SCÈNE III
LE HOLLANDAIS, LE PILOTE, endormi.
(Sans le moindre bruit l'équipage fantastique du vaisseau fantôme cargue ses voiles. Le Hollandais descend à terre.)
LE HOLLANDAIS.
L'heure a sonné! Sept ans avec l'aurore
Sont écoulés!

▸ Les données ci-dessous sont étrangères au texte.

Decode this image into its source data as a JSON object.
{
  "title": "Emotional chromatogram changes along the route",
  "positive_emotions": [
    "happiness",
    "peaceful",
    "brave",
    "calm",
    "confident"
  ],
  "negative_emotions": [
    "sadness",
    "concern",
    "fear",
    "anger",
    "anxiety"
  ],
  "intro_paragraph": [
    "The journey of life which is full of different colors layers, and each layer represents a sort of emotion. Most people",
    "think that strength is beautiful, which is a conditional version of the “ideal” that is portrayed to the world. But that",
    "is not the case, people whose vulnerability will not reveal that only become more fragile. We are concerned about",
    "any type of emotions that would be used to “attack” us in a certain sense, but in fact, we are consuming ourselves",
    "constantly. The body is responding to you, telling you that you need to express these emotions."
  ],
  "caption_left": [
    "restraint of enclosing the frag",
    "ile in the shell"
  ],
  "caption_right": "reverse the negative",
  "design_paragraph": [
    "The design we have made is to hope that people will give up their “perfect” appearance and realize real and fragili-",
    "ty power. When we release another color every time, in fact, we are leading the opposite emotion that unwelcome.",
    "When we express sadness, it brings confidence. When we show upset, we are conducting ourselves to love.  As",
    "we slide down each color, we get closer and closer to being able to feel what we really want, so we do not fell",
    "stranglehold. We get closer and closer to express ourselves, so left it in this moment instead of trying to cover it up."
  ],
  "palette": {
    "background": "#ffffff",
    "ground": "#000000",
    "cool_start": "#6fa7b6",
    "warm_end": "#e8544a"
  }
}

Le flot
Lassé me rejette aussitôt.
Ah! superbe Océan, bientôt
Tes flots me porteront encore.
Ta rage expire, et ma peine est sans fin!
Je cherche en vain
Sur cette terre
Celle en qui j'espère.
Mer, tu seras le témoin de mes maux
Jusqu'au moment où l'abîme en repos
Verra tarir enfin les flots.
Combien de fois, las de souffrir.
Je courus affronter l'orage!
Hélas! la mort sembla me fuir.
En vain ma rage
À maint écueil
Souvent demanda le naufrage.
Jamais ne s'ouvre mon cercueil!
Parfois j'ai bravé le pirate,
Dans les combats cherchant la mort.
«Viens! viens! que ta bravoure éclate;
L'argent ruisselle sur mon bord...»
Des mers j'ai vu l'enfant sauvage
En se signant au loin s'enfuir.
Combien de fois, voulant mourir,
J'ai défié les vents, l'orage!
Dans l'espérance d'un cercueil,
Souvent j'allai chercher l'écueil;
Mais ni la tombe ni la mort!
Tel est l'arrêt cruel du sort!
Ange du ciel, messager d'espérance,
Qui du salut m'as montré le chemin,
En m'annonçant un jour de délivrance,
T'es-tu raillé de mon cruel destin?
En vain j'espère,
Ô vœux superflus!
Non! non! sur terre
Un cœur fidèle... il n'en est plus!
Un seul espoir encor me reste,
Et cet espoir jamais ne ment.
Si long que soit ce sort funeste,
Le monde aura sa fin pourtant!
Ô jour céleste
Du jugement,
Quand dois-tu luire
Enfin pour moi?
Qu'il sonne, ce signal d'effroi
Qui doit tout perdre et tout détruire.
Lorsque seront levés les morts,
Enfin la paix m'attend alors.
Ô mondes, cessez votre cours!
À moi, néant, et pour toujours!
(Chœur sourd de l'équipage du Vaisseau Fantôme.)
À nous, néant, et pour toujours!
(Le Hollandais se couche sur un rocher à l'avant-scène.)